Communities living beside military testing ranges are also alarmed at the Pentagon's testing of depleted uranium weapons. Research conducted by a community group formed around Aberdeen Proving Ground (APG) in Maryland showed that the Army had exploded more than 29,000 kilograms of DU weapons at the site over a more than two-decade period. Len Dietz calculates that, based on his assumptions about the percentage of uranium dust that would become airborne, the APG could have averaged uranium dust emissions of 11,600 microcuries per month (30,000 grams) during the period of weapons testing. That amounts to 78 times the emission limits set for uranium.
The Army had tested DU weapons for at least 25 years until 1979, when it discontinued open air testing at APG. Helen Richick, a leader of the APG Superfund Citizen's Coalition, says that residents living near APG "have been breathing in uranium for 25 years." Like Robert Sanders, Richick wants the Pentagon to pay for a comprehensive health study to see how much uranium has accumulated in residents' bodies.
The Army currently has licenses to test DU weapons on 12 range sites around the United States. At the Jefferson Proving Ground in Indiana, one of the Army's former weapons testing sites, there are 90,000 kilograms of DU weapons littering the ground. The Army does not know if it will ever be able to restore the site or whether it will simply fence it off permanently.

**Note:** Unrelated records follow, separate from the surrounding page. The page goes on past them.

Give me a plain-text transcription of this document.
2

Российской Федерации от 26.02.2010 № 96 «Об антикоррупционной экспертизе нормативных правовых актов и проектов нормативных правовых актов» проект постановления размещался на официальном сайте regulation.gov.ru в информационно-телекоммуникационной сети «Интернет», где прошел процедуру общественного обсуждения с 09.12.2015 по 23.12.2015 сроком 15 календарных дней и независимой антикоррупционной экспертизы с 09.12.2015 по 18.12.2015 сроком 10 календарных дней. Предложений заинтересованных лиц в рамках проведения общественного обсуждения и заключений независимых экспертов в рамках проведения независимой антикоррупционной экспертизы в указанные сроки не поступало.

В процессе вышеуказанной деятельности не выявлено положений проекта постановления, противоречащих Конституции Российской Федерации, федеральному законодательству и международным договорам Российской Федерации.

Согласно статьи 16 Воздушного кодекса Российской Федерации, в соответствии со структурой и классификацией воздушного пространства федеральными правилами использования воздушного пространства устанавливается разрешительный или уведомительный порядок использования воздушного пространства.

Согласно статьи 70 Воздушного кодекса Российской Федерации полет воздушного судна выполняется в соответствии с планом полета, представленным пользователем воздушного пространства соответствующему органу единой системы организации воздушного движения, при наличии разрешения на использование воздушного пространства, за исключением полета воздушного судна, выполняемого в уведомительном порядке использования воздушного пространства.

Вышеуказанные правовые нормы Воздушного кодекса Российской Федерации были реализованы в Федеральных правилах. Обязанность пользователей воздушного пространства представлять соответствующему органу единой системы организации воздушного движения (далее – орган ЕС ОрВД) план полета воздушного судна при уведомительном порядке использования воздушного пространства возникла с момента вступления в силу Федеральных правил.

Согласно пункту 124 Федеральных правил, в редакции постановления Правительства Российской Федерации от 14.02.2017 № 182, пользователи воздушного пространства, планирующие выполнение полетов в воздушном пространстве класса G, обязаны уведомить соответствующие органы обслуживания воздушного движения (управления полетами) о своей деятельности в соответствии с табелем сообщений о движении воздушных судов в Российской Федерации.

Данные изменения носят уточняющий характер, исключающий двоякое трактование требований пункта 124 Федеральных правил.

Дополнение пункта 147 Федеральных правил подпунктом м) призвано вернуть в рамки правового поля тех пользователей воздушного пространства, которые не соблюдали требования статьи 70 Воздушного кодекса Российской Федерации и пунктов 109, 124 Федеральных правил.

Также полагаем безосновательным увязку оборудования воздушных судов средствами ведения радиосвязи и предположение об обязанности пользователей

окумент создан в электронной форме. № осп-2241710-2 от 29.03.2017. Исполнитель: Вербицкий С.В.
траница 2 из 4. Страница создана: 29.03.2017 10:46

Spreading DU around the world
Despite widespread concern among Gulf War vets and in U.S. communities about the dangers of DU weapons, the Pentagon, the Department of Energy and their military suppliers are excited about the sales potential of DU weapons as well as the transfer of DU to allies for their own weapons production. In the past decade, there have been steady shipments amounting to several million pounds of depleted uranium to U.S. allies. The Nuclear Regulatory Commission shipment records show the biggest recipient of DU is Britain, followed by France and Canada.
In September 1993, the U.S. State Department granted a license to British Nuclear Fuels to purchase 120,200 kilograms of depleted uranium, 95 percent of it for penetrator munitions production.
More recently, the LAKA Foundation in Holland reported that France announced in February 1994 that it signed a contract to send 390 LeClerc tanks, along with 400,000 rounds of DU penetrator shells, to Abu Dhabi and the United Arab Emirates. To meet this demand, France has recently built a series of DU reprocessing facilities at its Pierrelette nuclear complex. The French government also received authorization from the United States to import more than 2 million pounds of DU from Nuclear Metals, Inc., the largest shipment of DU to date.
To augment the French shipment, President Clinton approved the sale of DU weapons to Saudi Arabia and Kuwait in 1995. Within a few years, writes LAKA, "Gulf oil resources will be protected by a permanent garrison of DU-capable armored brigades."
While the United States, France and Britain are arming the Middle East and NATO allies for future radioactive warfare, Robert Sanders, thousands of other veterans and Iraqi children are still suffering from the health effects of the previous war. Meanwhile, the U.S. government is continuing to produce and test depleted uranium radioactive weapons in communities across the country, creating radioactive battlefields at home and abroad.
After four years of fighting the Veterans Administration and the DOD, Robert Sanders is bitter about his government's lack of concern for vets who came home sick from the Gulf War. "I think they want us to die," says Sanders, "because if we die they don't have to face the problem of having irradiated their own troops."